The first few days, Argyris failed to show up, which she attributes to feelings of intense anxiety. When she finally came to school, she was offered a third grade class instead of kindergarten, the grade she’d always taught. Argyris asked the union to provide an aide to accompany her in the room; she wanted a witness so that she couldn’t be accused of corporal punishment again. The aide was denied, as was a transfer to a kindergarten classroom. Mitchell says Argyris’s return was a disaster. “She usually spent the day sleeping in the teachers’ lounge or went out in the neighborhood. I was often asked by parents who was the person screaming into the phone or lying in the teachers’ lounge.” A doctor recommended medical leave for Argyris, but as her medical issues were being resolved, Argyris surpassed the 55-minute tardy stipulation in her settlement agreement. She was terminated a little more than one month after returning to her school.

Her case won’t die, however. The UFT and DOE continue to battle over the original allegations made against her. The DOE seemed incensed that the Voice was interested in the Argyris matter; it sent over records of a nine-year-old accusation that Argyris had made racially insensitive remarks to a district employee. Argyris denies the allegation, and was never disciplined for the incident. Repeatedly, DOE officials warned the Voice not to write about any aspect of the Argyris case.

Many teachers don’t return to school after the rubber room—some retire; one woman the Voice talked to vowed to go to private schools; one young man said that when he was cleared he hoped to get a job in another state; another young teacher gave up after a few months in the rubber room and took up nursing.

But the DOE says that the numbers of teachers involved is small. “We’re talking about 662 people out of a workforce of 80,000 teachers and roughly 6,000 administrators,” Meyer says. “The vast majority is not affected.”

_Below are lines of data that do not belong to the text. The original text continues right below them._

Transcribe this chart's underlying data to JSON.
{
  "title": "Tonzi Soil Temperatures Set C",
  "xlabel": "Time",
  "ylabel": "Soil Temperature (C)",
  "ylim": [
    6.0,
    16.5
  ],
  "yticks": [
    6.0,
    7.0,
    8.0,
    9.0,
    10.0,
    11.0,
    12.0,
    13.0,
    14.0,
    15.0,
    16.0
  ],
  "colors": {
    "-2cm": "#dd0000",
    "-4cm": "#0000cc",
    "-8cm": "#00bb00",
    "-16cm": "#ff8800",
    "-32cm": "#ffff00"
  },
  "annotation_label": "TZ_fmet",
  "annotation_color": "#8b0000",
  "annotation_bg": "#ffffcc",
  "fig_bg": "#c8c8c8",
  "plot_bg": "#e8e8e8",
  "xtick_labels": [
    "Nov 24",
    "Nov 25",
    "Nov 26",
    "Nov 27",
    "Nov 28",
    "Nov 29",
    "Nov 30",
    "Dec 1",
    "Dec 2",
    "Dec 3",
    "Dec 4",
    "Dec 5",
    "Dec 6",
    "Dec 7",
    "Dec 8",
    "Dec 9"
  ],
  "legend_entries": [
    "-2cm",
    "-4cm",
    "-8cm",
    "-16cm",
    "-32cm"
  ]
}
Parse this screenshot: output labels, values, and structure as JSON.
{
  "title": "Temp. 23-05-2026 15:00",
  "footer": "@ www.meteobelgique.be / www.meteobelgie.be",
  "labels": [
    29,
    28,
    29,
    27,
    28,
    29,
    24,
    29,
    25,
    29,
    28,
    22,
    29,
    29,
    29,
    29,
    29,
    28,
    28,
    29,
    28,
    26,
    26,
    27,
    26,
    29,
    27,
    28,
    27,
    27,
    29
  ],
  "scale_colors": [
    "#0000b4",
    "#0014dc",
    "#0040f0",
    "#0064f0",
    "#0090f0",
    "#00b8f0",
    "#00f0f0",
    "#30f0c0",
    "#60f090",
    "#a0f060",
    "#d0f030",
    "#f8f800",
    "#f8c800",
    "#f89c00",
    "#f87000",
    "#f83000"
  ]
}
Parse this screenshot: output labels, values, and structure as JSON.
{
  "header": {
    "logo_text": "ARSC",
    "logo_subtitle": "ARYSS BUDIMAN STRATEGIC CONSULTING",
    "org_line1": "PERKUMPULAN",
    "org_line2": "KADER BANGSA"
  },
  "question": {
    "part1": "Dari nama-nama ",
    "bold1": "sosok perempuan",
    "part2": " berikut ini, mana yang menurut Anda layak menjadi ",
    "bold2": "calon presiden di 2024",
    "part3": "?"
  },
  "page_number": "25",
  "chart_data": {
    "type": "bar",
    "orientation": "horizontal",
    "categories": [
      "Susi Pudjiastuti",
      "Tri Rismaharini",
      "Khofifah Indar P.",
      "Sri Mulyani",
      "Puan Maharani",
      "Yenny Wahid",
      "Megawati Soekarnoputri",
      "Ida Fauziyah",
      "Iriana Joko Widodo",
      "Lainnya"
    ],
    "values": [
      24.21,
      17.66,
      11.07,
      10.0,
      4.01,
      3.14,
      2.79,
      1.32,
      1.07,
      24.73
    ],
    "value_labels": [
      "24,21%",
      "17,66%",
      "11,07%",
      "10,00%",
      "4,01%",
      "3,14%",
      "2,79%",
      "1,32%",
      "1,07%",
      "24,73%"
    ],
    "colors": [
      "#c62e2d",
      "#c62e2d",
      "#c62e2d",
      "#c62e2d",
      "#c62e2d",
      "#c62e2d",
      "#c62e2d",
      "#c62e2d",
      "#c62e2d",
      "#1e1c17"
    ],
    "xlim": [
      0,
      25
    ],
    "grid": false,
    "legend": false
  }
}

The union, meanwhile, says that the rubber room system is preferable to the alternative: suspending teachers without pay until their cases were adjudicated. “There would be even more delays. Cases would drag on forever,” Weingarten says. “We want these cases dealt with as soon as possible and not delayed for months and months . . . More than three years ago, I proposed creating a super-arbitrator system to clear the backlog of cases. The DOE rejected that.”

Meanwhile, stuck with the rubber room system, life—or something like it—goes on in the city’s reassignment centers. Jeremy Garrett, the former teacher who was sneaking into rubber rooms with videocameras to make his film, was arrested on April 18 when teachers objected to his presence. He was charged with criminal trespass.

And also last week, one teacher the Voice talked to, Ronald Mortensen Jr., a physical education teacher who worked with special education students, was run over and killed by a car on his lunch break. He was serving his second stint in the rubber room.